Le problème essentiel des OIV, c’est d’exister à un niveau mondial en termes de services délivrés par les SIIV tout en tenant compte des règles nationales en matière de cybersécurité. Au regard des contraintes de la LPM, certains clients envisagent de créer de nouveaux systèmes. Pour beaucoup de nos clients, c’est plus simple et plus rapide que de réaménager. Sur 15 OIV, 5 envisagent une refonte totale. Pour certains, des solutions Cloud sont envisagées dans un second temps car ils souhaitent dans un premier temps conserver leurs données en interne. Le rôle de Deloitte repose sur une méthode qui privilégie le cas par cas pour chaque client. On adapte à chaque client en fonction de sa maturité, de ses priorités et de ses besoins. Le générique doit se « customizer ».
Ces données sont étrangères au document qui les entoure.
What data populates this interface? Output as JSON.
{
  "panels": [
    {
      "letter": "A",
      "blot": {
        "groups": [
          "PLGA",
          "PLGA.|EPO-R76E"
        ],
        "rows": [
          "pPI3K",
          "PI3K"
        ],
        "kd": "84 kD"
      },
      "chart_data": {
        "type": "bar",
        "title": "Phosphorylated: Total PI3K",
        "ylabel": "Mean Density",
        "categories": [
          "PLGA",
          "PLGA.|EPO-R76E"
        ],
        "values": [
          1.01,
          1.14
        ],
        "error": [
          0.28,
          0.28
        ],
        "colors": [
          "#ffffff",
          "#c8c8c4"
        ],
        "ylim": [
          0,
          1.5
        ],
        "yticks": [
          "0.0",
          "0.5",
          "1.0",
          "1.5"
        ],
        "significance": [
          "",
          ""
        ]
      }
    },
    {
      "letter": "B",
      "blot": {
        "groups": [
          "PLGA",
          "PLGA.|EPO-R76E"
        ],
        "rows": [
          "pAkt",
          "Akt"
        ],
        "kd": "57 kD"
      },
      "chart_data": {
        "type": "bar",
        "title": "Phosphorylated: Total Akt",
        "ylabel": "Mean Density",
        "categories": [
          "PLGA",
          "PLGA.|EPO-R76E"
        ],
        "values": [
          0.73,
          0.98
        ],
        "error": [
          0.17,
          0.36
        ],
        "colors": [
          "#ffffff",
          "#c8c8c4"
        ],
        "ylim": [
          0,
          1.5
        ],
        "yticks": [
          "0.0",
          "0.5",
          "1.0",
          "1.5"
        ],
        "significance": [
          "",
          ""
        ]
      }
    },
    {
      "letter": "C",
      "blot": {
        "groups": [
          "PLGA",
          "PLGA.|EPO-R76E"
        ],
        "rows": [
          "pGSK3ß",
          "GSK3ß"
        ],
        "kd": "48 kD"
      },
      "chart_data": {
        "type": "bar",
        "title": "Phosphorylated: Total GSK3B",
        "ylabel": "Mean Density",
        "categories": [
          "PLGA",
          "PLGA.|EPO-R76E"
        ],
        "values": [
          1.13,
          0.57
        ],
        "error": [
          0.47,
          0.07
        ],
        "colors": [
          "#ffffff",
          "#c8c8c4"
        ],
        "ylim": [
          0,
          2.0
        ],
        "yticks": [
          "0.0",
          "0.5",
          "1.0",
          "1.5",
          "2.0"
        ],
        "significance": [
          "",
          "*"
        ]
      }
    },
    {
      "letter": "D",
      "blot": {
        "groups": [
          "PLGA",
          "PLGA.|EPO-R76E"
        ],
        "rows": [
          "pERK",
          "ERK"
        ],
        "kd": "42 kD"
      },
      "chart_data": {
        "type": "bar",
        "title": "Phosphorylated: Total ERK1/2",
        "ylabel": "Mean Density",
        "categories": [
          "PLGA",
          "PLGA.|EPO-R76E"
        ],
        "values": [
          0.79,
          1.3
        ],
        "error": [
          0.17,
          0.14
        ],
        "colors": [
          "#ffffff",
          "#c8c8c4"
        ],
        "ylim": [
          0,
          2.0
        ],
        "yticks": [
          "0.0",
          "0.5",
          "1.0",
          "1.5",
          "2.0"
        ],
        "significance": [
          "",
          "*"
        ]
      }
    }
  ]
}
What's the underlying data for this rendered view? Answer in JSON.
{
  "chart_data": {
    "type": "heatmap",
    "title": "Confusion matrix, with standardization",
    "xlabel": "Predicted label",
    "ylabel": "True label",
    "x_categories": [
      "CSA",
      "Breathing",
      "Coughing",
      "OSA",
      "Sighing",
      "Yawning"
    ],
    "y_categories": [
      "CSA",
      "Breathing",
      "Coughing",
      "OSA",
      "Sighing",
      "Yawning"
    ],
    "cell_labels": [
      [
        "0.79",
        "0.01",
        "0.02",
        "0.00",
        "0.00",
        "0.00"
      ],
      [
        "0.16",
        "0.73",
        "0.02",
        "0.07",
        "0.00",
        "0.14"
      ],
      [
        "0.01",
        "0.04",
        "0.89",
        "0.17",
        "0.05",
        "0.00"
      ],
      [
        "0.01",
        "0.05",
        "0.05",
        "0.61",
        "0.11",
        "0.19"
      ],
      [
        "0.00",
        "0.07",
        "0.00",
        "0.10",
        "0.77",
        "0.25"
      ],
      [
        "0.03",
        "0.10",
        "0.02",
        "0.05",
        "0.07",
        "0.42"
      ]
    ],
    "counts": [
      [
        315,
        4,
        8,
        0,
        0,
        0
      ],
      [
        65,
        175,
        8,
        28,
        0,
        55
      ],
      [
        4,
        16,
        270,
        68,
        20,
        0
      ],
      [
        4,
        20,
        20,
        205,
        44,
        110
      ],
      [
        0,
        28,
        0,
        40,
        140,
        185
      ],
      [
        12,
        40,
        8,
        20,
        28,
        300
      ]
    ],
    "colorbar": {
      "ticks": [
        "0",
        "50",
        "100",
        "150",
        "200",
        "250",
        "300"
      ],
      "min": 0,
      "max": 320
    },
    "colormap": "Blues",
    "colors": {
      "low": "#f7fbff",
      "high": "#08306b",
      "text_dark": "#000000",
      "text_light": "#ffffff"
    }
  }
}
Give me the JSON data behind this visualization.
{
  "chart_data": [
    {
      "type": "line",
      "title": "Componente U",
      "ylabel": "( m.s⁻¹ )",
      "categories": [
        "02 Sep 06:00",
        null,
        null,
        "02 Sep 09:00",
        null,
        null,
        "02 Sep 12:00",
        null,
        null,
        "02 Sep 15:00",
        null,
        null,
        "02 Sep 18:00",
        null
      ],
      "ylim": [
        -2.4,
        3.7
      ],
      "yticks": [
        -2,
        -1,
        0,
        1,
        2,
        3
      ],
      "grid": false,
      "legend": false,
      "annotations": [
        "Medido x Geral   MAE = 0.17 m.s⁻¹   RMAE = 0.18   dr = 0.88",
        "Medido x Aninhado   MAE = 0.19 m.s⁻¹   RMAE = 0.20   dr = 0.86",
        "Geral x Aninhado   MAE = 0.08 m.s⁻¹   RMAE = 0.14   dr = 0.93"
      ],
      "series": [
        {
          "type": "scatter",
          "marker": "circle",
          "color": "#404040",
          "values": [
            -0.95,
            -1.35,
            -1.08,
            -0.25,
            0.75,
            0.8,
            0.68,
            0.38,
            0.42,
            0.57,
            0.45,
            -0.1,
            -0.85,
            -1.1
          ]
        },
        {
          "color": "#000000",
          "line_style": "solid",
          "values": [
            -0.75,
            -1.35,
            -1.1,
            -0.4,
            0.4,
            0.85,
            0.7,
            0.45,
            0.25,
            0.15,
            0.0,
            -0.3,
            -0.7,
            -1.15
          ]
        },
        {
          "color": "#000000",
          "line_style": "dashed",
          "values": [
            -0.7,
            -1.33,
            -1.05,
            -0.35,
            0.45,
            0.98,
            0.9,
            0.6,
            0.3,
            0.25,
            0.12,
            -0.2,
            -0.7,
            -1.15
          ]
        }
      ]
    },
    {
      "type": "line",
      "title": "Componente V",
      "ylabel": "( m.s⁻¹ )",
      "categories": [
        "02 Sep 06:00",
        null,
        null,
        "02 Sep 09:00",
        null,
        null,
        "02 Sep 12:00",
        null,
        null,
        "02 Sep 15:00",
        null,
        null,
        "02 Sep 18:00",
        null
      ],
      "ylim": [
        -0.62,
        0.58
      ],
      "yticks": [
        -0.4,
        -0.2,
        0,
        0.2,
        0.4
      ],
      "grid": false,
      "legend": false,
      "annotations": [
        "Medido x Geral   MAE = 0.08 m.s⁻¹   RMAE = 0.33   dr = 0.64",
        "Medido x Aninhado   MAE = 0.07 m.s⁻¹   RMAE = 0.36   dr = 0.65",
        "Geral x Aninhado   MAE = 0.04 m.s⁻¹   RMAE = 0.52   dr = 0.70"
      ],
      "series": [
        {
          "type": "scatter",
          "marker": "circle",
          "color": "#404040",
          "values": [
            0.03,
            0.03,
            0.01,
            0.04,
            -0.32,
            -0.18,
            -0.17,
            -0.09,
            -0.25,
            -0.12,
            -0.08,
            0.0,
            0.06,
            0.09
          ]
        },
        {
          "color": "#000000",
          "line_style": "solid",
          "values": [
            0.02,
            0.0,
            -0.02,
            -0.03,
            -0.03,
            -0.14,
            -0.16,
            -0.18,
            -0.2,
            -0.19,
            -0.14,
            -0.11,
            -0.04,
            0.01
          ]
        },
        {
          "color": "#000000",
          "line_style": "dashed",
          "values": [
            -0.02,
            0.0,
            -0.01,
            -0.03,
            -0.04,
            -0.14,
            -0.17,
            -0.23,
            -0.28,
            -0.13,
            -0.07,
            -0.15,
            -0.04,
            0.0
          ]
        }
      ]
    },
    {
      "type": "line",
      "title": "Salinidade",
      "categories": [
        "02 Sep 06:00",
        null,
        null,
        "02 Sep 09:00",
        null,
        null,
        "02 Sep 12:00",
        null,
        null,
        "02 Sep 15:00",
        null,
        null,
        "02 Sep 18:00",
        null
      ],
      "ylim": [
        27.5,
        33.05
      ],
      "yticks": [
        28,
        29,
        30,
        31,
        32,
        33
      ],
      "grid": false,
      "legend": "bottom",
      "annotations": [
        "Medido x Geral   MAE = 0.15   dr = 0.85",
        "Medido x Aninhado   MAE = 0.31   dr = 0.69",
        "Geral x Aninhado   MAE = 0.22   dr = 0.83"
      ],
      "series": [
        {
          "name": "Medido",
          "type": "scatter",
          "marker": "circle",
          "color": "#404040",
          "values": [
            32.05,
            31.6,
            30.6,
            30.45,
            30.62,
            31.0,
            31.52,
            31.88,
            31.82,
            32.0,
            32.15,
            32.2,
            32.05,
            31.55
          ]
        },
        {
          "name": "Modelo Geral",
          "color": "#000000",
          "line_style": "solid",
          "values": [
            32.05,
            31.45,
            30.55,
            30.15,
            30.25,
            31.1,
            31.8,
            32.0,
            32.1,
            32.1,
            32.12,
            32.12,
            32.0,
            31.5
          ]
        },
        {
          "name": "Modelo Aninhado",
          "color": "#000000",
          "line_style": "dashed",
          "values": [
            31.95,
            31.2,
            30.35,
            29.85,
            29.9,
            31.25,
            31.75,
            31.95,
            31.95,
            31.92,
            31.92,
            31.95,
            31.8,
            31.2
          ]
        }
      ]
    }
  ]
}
- Quel rôle veut jouer Deloitte dans la mise en place des protocoles LPM chez les OIV ?
Si Deloitte devient PASSI (Prestataires d’audit de la sécurité des systèmes d’information) totalement en plus de notre entité HSC et que l’ANSSI demande à certains PASSI forcément de confiance d’effectuer pour l’ANSSI des missions de contrôle, dans ce cas nous devrons choisir le conseil ou le contrôle. Nous faisons exactement la même chose lorsque nous conseillons nos clients sur la mise en place d’un SMSI (Système de management de la Sécurité de l’information ISO27001). En France, nous ne certifions pas les entreprises que nous avons conseillées sur la 27001. En cybersécurité “LPM”, Il sera intéressant de connaître les modalités de ces attributions car le Cabinet Deloitte est reconnu pour son métier premier d’auditeur mais aussi pour sa forte expertise sur le Conseil.
JP Bichard a réalisé ces entretiens pour Cyberisques News et Solutions IT.